Here are 5 tactical ways to reduce meeting load:
Increase Meeting Effectiveness: Is this meeting still valuable or relevant as it is set up? Encourage each person to review the frequency, agenda, and attendees of their recurring meetings every month or quarter. Encourage teams to shift meeting structure as projects progress or finish.
Limit the Purpose: Clearly state and limit the purpose of meetings to decision-making, resolving disagreements, and trust-building. That’s it. Any meetings held to “inform others” or “share context” or “walk through a deck” should move to written and async first. Meetings are to resolve disagreements and misalignments or to finalize a decision.
Aggressively Move to Async: Reading and writing (now AI prototyping and Loom videos) are much more scalable than verbal communication.

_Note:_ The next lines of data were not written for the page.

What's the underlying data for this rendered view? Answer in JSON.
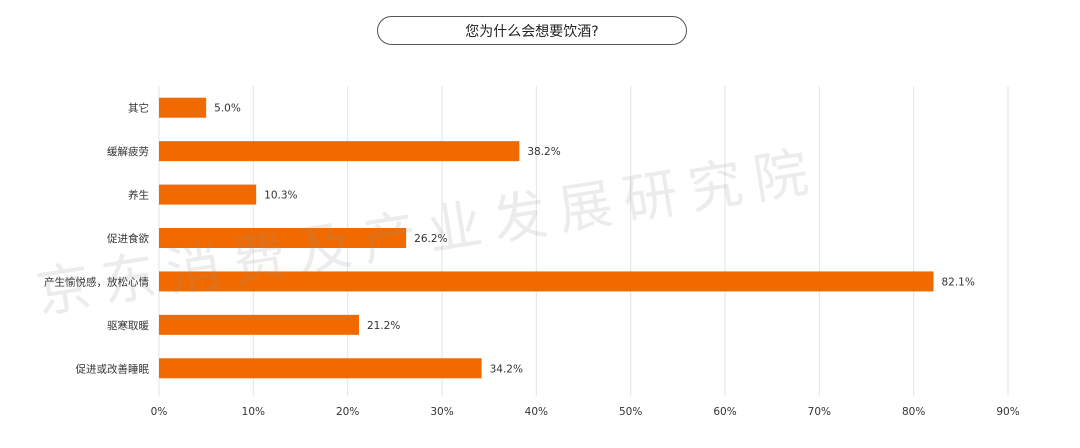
{
  "title": "您为什么会想要饮酒?",
  "watermark": "京东消费及产业发展研究院",
  "colors": {
    "bar": "#f06a00",
    "grid": "#e3e3e3",
    "text": "#333333"
  },
  "chart_data": {
    "type": "bar",
    "orientation": "horizontal",
    "categories": [
      "其它",
      "缓解疲劳",
      "养生",
      "促进食欲",
      "产生愉悦感，放松心情",
      "驱寒取暖",
      "促进或改善睡眠"
    ],
    "values": [
      5.0,
      38.2,
      10.3,
      26.2,
      82.1,
      21.2,
      34.2
    ],
    "value_labels": [
      "5.0%",
      "38.2%",
      "10.3%",
      "26.2%",
      "82.1%",
      "21.2%",
      "34.2%"
    ],
    "xlim": [
      0,
      90
    ],
    "xticks": [
      0,
      10,
      20,
      30,
      40,
      50,
      60,
      70,
      80,
      90
    ],
    "xtick_labels": [
      "0%",
      "10%",
      "20%",
      "30%",
      "40%",
      "50%",
      "60%",
      "70%",
      "80%",
      "90%"
    ],
    "grid": true,
    "title": "您为什么会想要饮酒?",
    "xlabel": "",
    "ylabel": ""
  }
}
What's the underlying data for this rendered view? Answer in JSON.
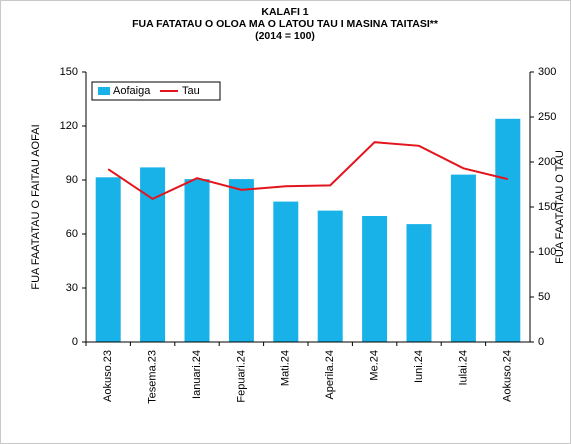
{
  "chart_data": {
    "type": "bar_line",
    "title": "KALAFI 1",
    "subtitle": "FUA FATATAU O OLOA MA O LATOU TAU I MASINA TAITASI**",
    "note": "(2014 = 100)",
    "ylabel": "FUA FAATATAU O FAITAU AOFAI",
    "y2label": "FUA FAATATAU O TAU",
    "categories": [
      "Aokuso.23",
      "Tesema.23",
      "Ianuari.24",
      "Fepuari.24",
      "Mati.24",
      "Aperila.24",
      "Me.24",
      "Iuni.24",
      "Iulai.24",
      "Aokuso.24"
    ],
    "series": [
      {
        "name": "Aofaiga",
        "type": "bar",
        "color": "#19b2e8",
        "values": [
          91.5,
          97,
          90.5,
          90.5,
          78,
          73,
          70,
          65.5,
          93,
          124
        ]
      },
      {
        "name": "Tau",
        "type": "line",
        "axis": "y2",
        "color": "#e3141c",
        "values": [
          192,
          159,
          182,
          169,
          173,
          174,
          222,
          218,
          193,
          181
        ]
      }
    ],
    "ylim": [
      0,
      150
    ],
    "yticks": [
      0,
      30,
      60,
      90,
      120,
      150
    ],
    "y2lim": [
      0,
      300
    ],
    "y2ticks": [
      0,
      50,
      100,
      150,
      200,
      250,
      300
    ],
    "legend": "top-left"
  }
}
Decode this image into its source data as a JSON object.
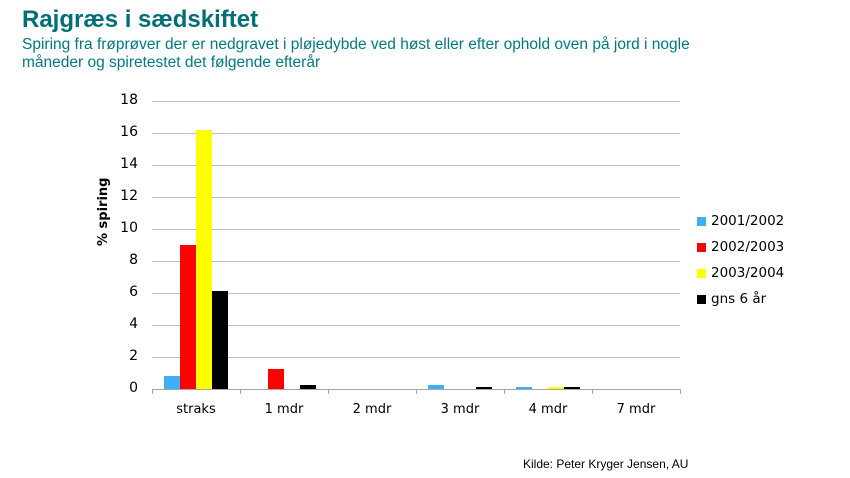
{
  "header": {
    "title": "Rajgræs i sædskiftet",
    "subtitle": "Spiring fra frøprøver der er nedgravet i pløjedybde ved høst eller efter ophold oven på jord i nogle måneder og spiretestet det følgende efterår"
  },
  "source": "Kilde: Peter Kryger Jensen, AU",
  "chart_data": {
    "type": "bar",
    "title": "Rajgræs i sædskiftet",
    "subtitle": "Spiring fra frøprøver der er nedgravet i pløjedybde ved høst eller efter ophold oven på jord i nogle måneder og spiretestet det følgende efterår",
    "xlabel": "",
    "ylabel": "% spiring",
    "ylim": [
      0,
      18
    ],
    "yticks": [
      0,
      2,
      4,
      6,
      8,
      10,
      12,
      14,
      16,
      18
    ],
    "grid": true,
    "legend_position": "right",
    "categories": [
      "straks",
      "1 mdr",
      "2 mdr",
      "3 mdr",
      "4 mdr",
      "7 mdr"
    ],
    "series": [
      {
        "name": "2001/2002",
        "color": "#3fb0f5",
        "values": [
          0.8,
          0,
          0,
          0.25,
          0.1,
          0
        ]
      },
      {
        "name": "2002/2003",
        "color": "#ff0000",
        "values": [
          9.0,
          1.25,
          0,
          0,
          0,
          0
        ]
      },
      {
        "name": "2003/2004",
        "color": "#ffff00",
        "values": [
          16.2,
          0,
          0,
          0,
          0.1,
          0
        ]
      },
      {
        "name": "gns 6 år",
        "color": "#000000",
        "values": [
          6.1,
          0.25,
          0,
          0.1,
          0.1,
          0
        ]
      }
    ]
  }
}
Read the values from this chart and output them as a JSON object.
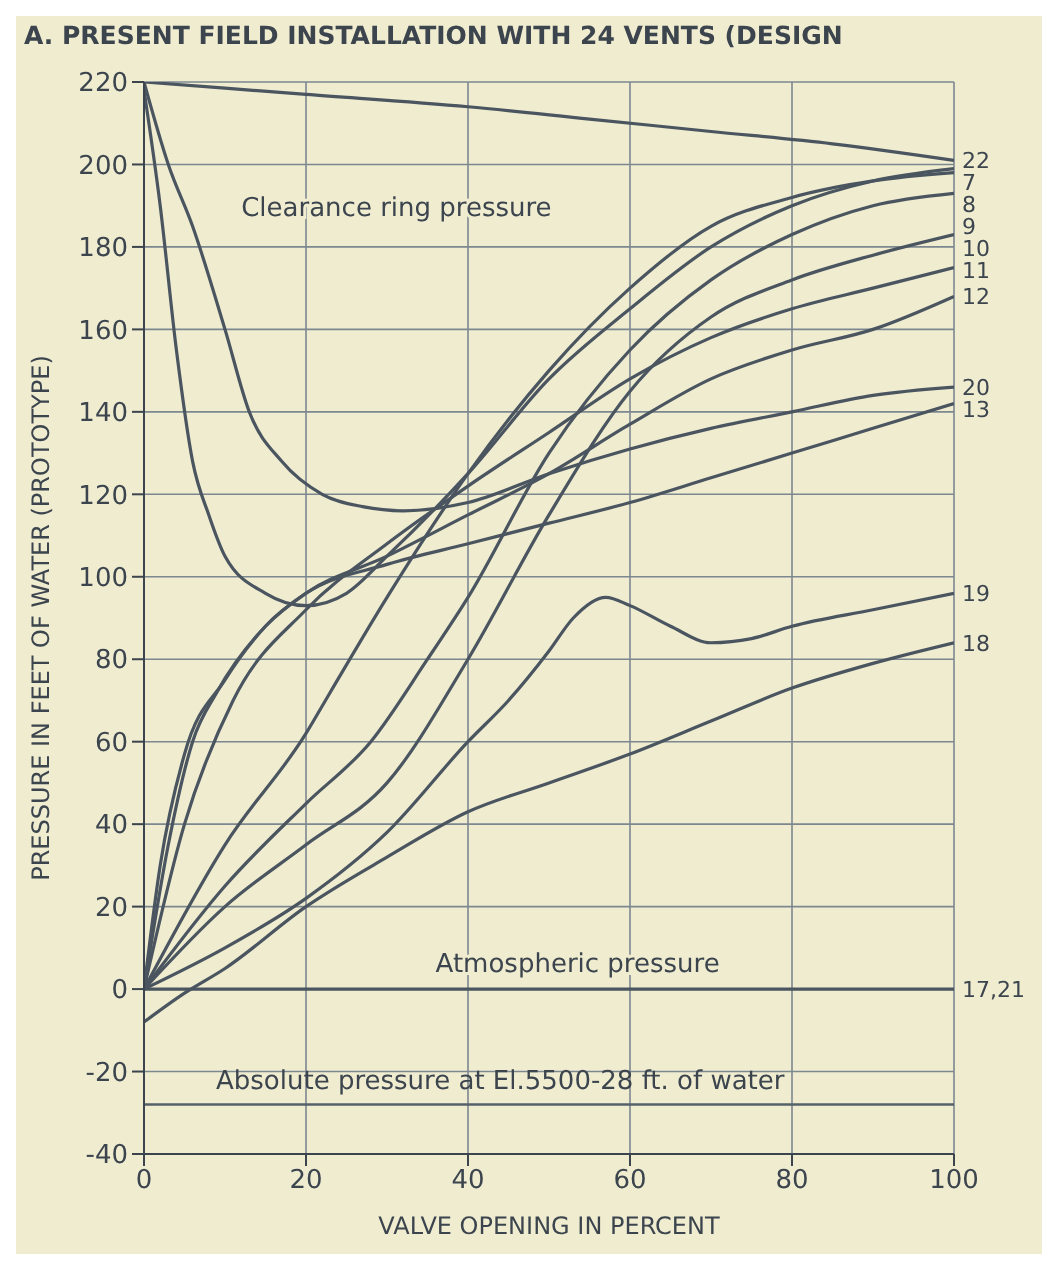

Encourage teams to write pre-reads, share AI prototypes, and record Loom videos of presentations.
Clarify Decision-Making: Who is the decision-maker on a project? How are decisions made? Who needs to be consulted or informed? Creating reliable forums for leadership reviews, defining roles and responsibilities, and creating playbooks (and AI agents) for repeatable work leads to more efficient workflows and fewer meetings.
Scale “inform” communications: Don’t waste meetings sharing context. Instead, practice sending out post-meeting summaries and action items, weekly or monthly updates, or daily Slack check-ins to keep stakeholders informed.